Donna’s head seems heavy on her neck, like she’s half-asleep again. Her shirt is bunching weirdly.
“You’ve buttoned your shirt wrong, you clown,” Rae says, reaching over to fix it for her. But her fingers aren’t working right. Grasping the buttons is like trying to pick up a toy with the claw machine at the arcade. Her middle finger feels naked without the TRUE LOVE WAITS ring she’s worn since she was twelve (“True Love Mates”, as Donna calls it).
They hit the road, driving a little too fast, her father taking his fury out on the gas pedal. She wonders whether he thinks something terrible has been done to her, or she’s done something terrible. Not that it would matter. Either way, she’s shamed him. In her father’s worldview, God is just, and people get what they deserve.
Her mom clears her throat and puts on the radio. Shaggy’s ‘Mr Boombastic’. Hardly the right music for the mood, but better than the silence.
Rae lets her head fall onto Donna’s shoulder. Donna leans back, tucking her chin over Rae’s hair. Close up, Donna smells of minerals and rot. She smells like the forest.
“Total dick move, by the way,” Donna mumbles to her under the noise of Mr Ro-oh-oh-mantic.
“What?”
“Saving my life.”
“Why’s that a dick move?”
“Well, now I have to give you my firstborn.”
“No thanks.”
“I could give you three wishes.”
“First wish: keep your leaves out of my eyeballs,” says Rae, pulling one out of Donna’s hair.
“I will if you brush your teeth before you lie on my shoulder again.”
Rae checks that her parents’ eyes are fixed on the road up ahead.
“Remember what we promised each other?” Her voice is barely a breath in Donna’s ear.
Rae’s head is close enough to Donna’s neck that she can feel the whispered “yes” vibrate in her throat.
“Trust me.” Rae closes her eyes. She feels Donna inhale, and for the first time in hours, her own breathing deepens. Tucked together like this, she imagines she can overhear the anxious whirl of her friend’s thoughts, like they’re melting into one body. She tries to beam the message into Donna’s mind: You’re safe. I’ll keep us safe.

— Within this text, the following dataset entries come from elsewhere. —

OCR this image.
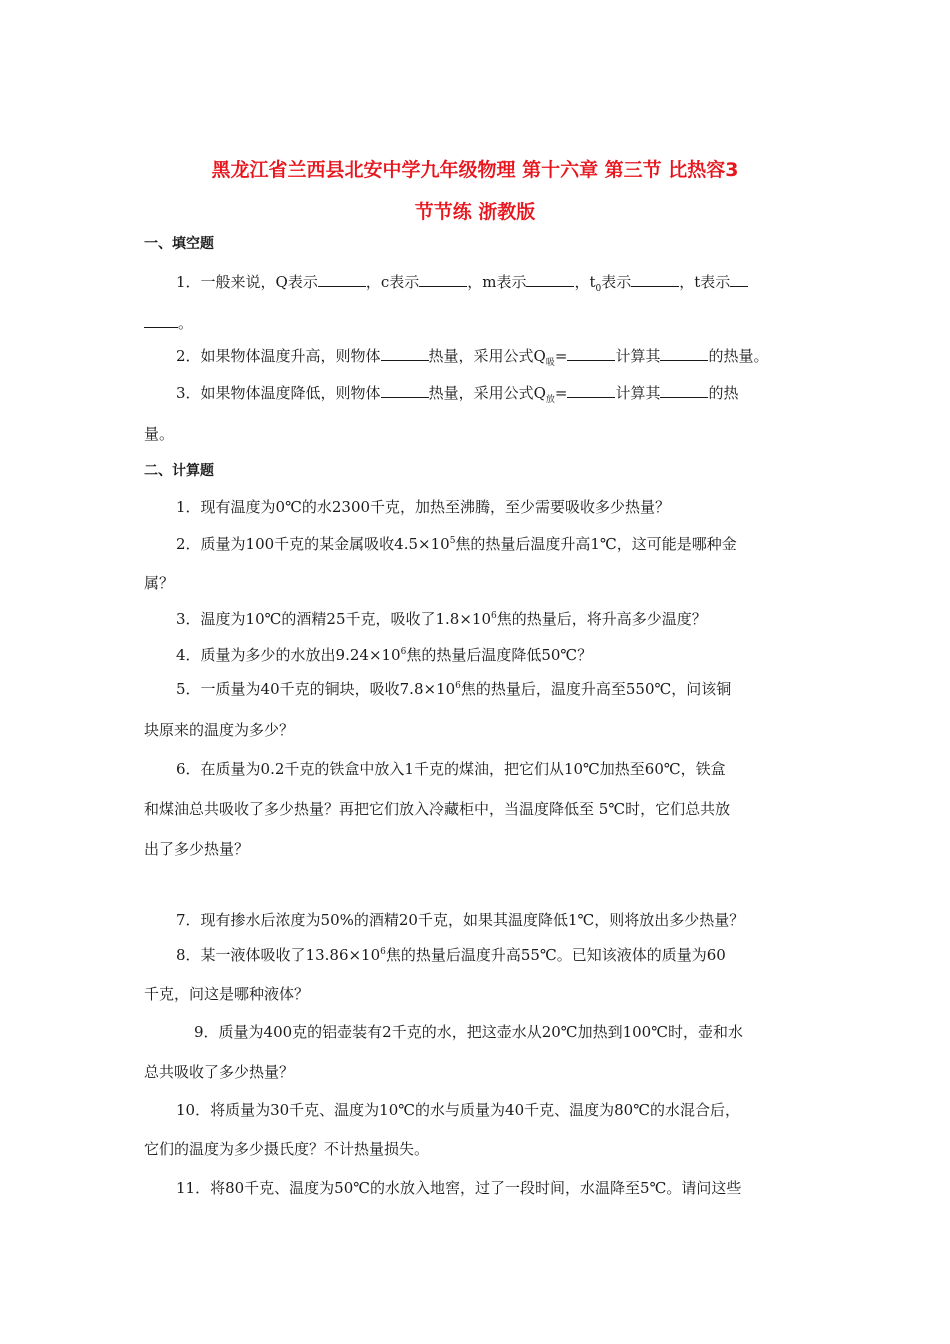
黑龙江省兰西县北安中学九年级物理 第十六章 第三节 比热容3
节节练 浙教版
一、填空题
1．一般来说，Q表示	，c表示	，m表示	，$t_0$表示	，t表示
。
2．如果物体温度升高，则物体	热量，采用公式$Q_吸=$	计算其	的热量。
3．如果物体温度降低，则物体	热量，采用公式$Q_放=$	计算其	的热
量。
二、计算题
1．现有温度为0℃的水2300千克，加热至沸腾，至少需要吸收多少热量？
2．质量为100千克的某金属吸收$4.5\times 10^5$焦的热量后温度升高1℃，这可能是哪种金
属？
3．温度为10℃的酒精25千克，吸收了$1.8\times 10^6$焦的热量后，将升高多少温度？
4．质量为多少的水放出$9.24\times 10^6$焦的热量后温度降低50℃？
5．一质量为40千克的铜块，吸收$7.8\times 10^6$焦的热量后，温度升高至550℃，问该铜
块原来的温度为多少？
6．在质量为0.2千克的铁盒中放入1千克的煤油，把它们从10℃加热至60℃，铁盒
和煤油总共吸收了多少热量？再把它们放入冷藏柜中，当温度降低至 5℃时，它们总共放
出了多少热量？
7．现有掺水后浓度为50%的酒精20千克，如果其温度降低1℃，则将放出多少热量？
8．某一液体吸收了$13.86\times 10^6$焦的热量后温度升高55℃。已知该液体的质量为60
千克，问这是哪种液体？
9．质量为400克的铝壶装有2千克的水，把这壶水从20℃加热到100℃时，壶和水
总共吸收了多少热量？
10．将质量为30千克、温度为10℃的水与质量为40千克、温度为80℃的水混合后，
它们的温度为多少摄氏度？不计热量损失。
11．将80千克、温度为50℃的水放入地窖，过了一段时间，水温降至5℃。请问这些
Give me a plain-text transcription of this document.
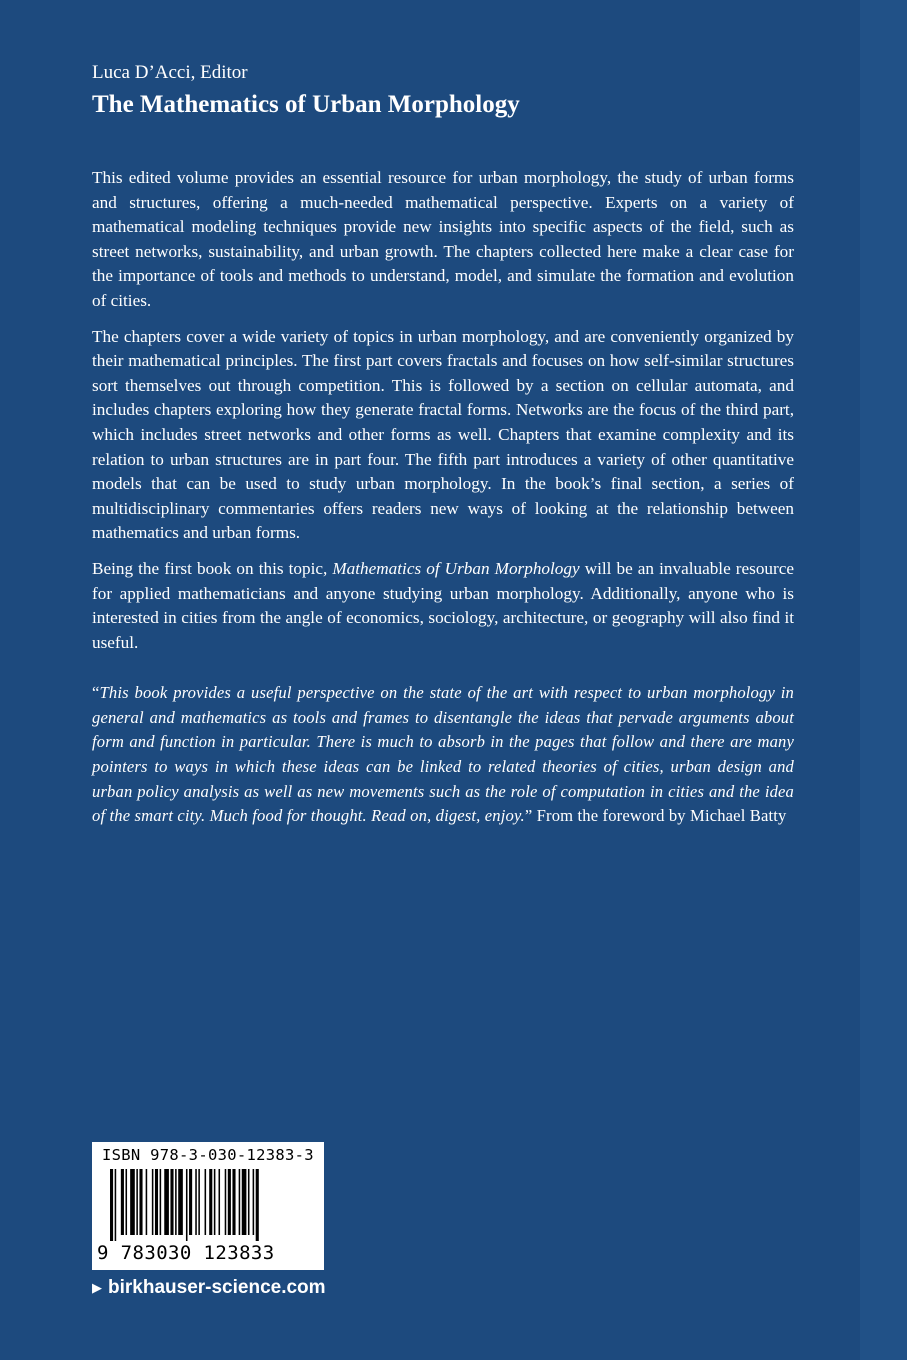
Luca D’Acci, Editor
The Mathematics of Urban Morphology

This edited volume provides an essential resource for urban morphology, the study of urban forms and structures, offering a much-needed mathematical perspective. Experts on a variety of mathematical modeling techniques provide new insights into specific aspects of the field, such as street networks, sustainability, and urban growth. The chapters collected here make a clear case for the importance of tools and methods to understand, model, and simulate the formation and evolution of cities.

The chapters cover a wide variety of topics in urban morphology, and are conveniently organized by their mathematical principles. The first part covers fractals and focuses on how self-similar structures sort themselves out through competition. This is followed by a section on cellular automata, and includes chapters exploring how they generate fractal forms. Networks are the focus of the third part, which includes street networks and other forms as well. Chapters that examine complexity and its relation to urban structures are in part four. The fifth part introduces a variety of other quantitative models that can be used to study urban morphology. In the book’s final section, a series of multidisciplinary commentaries offers readers new ways of looking at the relationship between mathematics and urban forms.

Being the first book on this topic, Mathematics of Urban Morphology will be an invaluable resource for applied mathematicians and anyone studying urban morphology. Additionally, anyone who is interested in cities from the angle of economics, sociology, architecture, or geography will also find it useful.

“This book provides a useful perspective on the state of the art with respect to urban morphology in general and mathematics as tools and frames to disentangle the ideas that pervade arguments about form and function in particular. There is much to absorb in the pages that follow and there are many pointers to ways in which these ideas can be linked to related theories of cities, urban design and urban policy analysis as well as new movements such as the role of computation in cities and the idea of the smart city. Much food for thought. Read on, digest, enjoy.” From the foreword by Michael Batty

ISBN 978-3-030-12383-3

9 783030 123833

▶ birkhauser-science.com
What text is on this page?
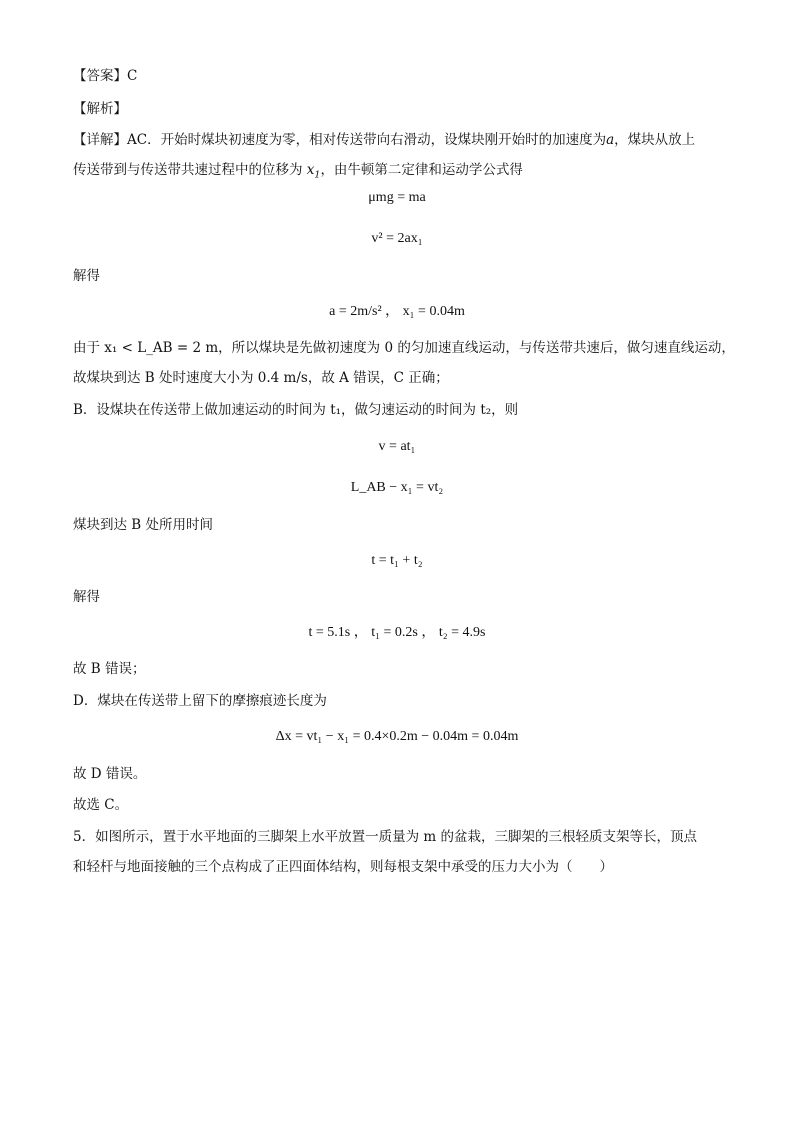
【答案】C
【解析】
【详解】AC．开始时煤块初速度为零，相对传送带向右滑动，设煤块刚开始时的加速度为a，煤块从放上
传送带到与传送带共速过程中的位移为 $x_1$，由牛顿第二定律和运动学公式得
μmg = ma
v² = 2ax₁
解得
a = 2m/s² ， x₁ = 0.04m
由于 x₁ < L_AB = 2 m，所以煤块是先做初速度为 0 的匀加速直线运动，与传送带共速后，做匀速直线运动，
故煤块到达 B 处时速度大小为 0.4 m/s，故 A 错误，C 正确；
B．设煤块在传送带上做加速运动的时间为 t₁，做匀速运动的时间为 t₂，则
v = at₁
L_AB − x₁ = vt₂
煤块到达 B 处所用时间
t = t₁ + t₂
解得
t = 5.1s ， t₁ = 0.2s ， t₂ = 4.9s
故 B 错误；
D．煤块在传送带上留下的摩擦痕迹长度为
Δx = vt₁ − x₁ = 0.4×0.2m − 0.04m = 0.04m
故 D 错误。
故选 C。
5．如图所示，置于水平地面的三脚架上水平放置一质量为 m 的盆栽，三脚架的三根轻质支架等长，顶点
和轻杆与地面接触的三个点构成了正四面体结构，则每根支架中承受的压力大小为（　　）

They stop at a red light in front of the Dry Creek Minimart. A blue Ford pulls up next to them. Rae recognises the Walkers, who go to her church. Ted Walker does a double-take at the sight of her. Rae closes her eyes until they pull off again.
Donna’s head grows heavy on hers, like she’s drifting off to sleep. “Promise me we’ll find her?” she says, so quiet that only Rae can hear.
Rae squeezes her hand, and stares out the window, trying to figure out how she’s going to explain to Donna that Kat’s never coming back.